Seminarians Help Host Behold Event
Over 200 young adults from the greater Cincinnati area gathered for adoration, confession, praise, and worship on November 17 at St. Mary’s Church in Hyde Park. The Behold event was hosted by the Mount St. Mary’s seminarians and the Archdiocese of Cincinnati’s Office of Young Adult Evangelization and Discipleship.
Reflection by seminarian Br. Nathan Mudd, CPM, Fathers of Mercy, II Theology
“A dimly-lit church is something you read about in novels or see in movies, but for most Catholics this is never experienced in reality. For most of us, our experience is a bright church, light streaming through the windows, and all the lights turned on. This is the Sunday morning church with all of its own special distractions.
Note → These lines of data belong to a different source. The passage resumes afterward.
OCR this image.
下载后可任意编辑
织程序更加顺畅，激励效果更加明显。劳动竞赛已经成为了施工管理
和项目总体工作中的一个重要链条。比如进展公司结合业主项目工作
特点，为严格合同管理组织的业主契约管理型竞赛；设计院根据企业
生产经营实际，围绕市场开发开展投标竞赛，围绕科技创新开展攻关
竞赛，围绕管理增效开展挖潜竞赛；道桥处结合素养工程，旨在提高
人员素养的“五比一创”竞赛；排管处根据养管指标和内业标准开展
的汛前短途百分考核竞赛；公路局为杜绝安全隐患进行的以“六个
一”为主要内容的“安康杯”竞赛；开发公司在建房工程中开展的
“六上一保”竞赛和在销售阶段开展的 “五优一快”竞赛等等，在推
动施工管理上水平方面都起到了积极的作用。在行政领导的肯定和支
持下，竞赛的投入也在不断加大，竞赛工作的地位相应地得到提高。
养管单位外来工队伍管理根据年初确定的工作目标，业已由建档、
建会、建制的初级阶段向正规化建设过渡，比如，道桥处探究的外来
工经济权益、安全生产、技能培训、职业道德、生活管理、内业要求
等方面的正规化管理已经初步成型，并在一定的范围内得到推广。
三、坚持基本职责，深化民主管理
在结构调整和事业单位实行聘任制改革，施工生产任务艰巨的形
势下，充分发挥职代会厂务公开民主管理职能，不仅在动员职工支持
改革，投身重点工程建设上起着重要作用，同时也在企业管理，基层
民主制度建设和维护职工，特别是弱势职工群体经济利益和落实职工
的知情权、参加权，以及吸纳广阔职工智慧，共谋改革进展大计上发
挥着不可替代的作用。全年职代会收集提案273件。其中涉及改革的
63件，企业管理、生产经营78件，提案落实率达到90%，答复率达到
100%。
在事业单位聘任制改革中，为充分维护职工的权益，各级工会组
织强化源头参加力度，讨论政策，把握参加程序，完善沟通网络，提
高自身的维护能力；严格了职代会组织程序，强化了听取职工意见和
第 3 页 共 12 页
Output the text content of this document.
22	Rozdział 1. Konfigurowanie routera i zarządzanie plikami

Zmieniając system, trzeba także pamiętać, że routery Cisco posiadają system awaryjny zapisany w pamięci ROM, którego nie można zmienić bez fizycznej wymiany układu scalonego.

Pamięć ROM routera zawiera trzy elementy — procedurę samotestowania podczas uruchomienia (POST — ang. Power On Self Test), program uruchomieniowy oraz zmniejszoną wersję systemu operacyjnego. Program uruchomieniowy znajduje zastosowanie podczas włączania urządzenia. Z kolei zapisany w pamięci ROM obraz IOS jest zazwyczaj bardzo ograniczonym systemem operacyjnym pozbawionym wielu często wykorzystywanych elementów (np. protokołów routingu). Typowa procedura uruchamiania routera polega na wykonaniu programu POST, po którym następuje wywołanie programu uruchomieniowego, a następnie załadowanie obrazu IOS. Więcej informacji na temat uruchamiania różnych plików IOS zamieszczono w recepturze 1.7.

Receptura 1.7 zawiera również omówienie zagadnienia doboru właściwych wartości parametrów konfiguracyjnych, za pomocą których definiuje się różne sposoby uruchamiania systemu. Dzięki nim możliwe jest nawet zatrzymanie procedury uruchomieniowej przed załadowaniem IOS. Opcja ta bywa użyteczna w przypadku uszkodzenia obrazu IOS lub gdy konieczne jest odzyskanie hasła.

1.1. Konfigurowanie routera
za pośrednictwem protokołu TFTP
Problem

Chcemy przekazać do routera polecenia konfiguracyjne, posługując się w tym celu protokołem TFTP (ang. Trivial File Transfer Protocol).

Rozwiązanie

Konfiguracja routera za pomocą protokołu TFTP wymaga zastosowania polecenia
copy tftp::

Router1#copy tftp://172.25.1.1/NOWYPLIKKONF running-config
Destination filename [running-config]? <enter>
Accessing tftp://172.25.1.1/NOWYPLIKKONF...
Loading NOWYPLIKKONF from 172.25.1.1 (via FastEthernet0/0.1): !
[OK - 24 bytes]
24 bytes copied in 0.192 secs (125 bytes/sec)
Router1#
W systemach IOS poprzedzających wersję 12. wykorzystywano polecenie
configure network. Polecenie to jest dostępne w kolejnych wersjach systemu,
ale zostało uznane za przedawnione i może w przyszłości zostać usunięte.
This seemed not to be the same church on Friday night. Instead, the dimly-lit church of St. Mary’s in Hyde Park opened its doors for something different from Sunday morning. Here, tonight, was something new to “behold.”
The lights were dimmed to cut down on distractions, to render one indistinct in the twilight so that the brilliance of what seemed to be hundreds of candles in the sanctuary might catch the eye. There, in a literal blaze of glory upon the altar, was the Lord of the Universe Himself, Jesus Christ present in the humble species of the Most Blessed Sacrament.
While to myself, a seminarian, this is a sight well worth going out of my way to see, I wondered how many of my generation would also think so. I was pleasantly surprised that young men and women arrived in a steady stream until nearly two hundred filled the dark pews. In the front right, the Children of Mary were a model of loving devotion, and on the other side the Dominican novices lent their prayerful example.
Moving music was played to encourage adoration as long lines of prayerful penitents waited to confess their sins. Several priests charitably made themselves available to bring these young adults closer to the Father, and those who chose that night to cleanse their souls again with the Sacrament of Reconciliation were not disappointed.
I had wondered, after all of this, what the party afterward would be like. As the young men and women engaged in conversations with seminarians and religious I saw them having a very good time at a religious event. How often does one hear about that? These young adults had sacrificed their Friday night plans to come to this event. I think that, just as I did, they found this to be just as fun and much more fulfilling than anything else they could have done that night.
I was taking pictures during the event, which became the occasion of my meditation on the dim lighting. I would have loved for the illumination usual to a Sunday morning to aid my photographic endeavor. Then again, this lighting was most silent and personal time of prayer, in which one is trying to commune more deeply with God. The Mass, especially when celebrated on Sunday, is an act of community worship out of which Eucharistic Adoration grows organically. It is experiences like Behold that rekindle our love for the sacramental life of the Church.”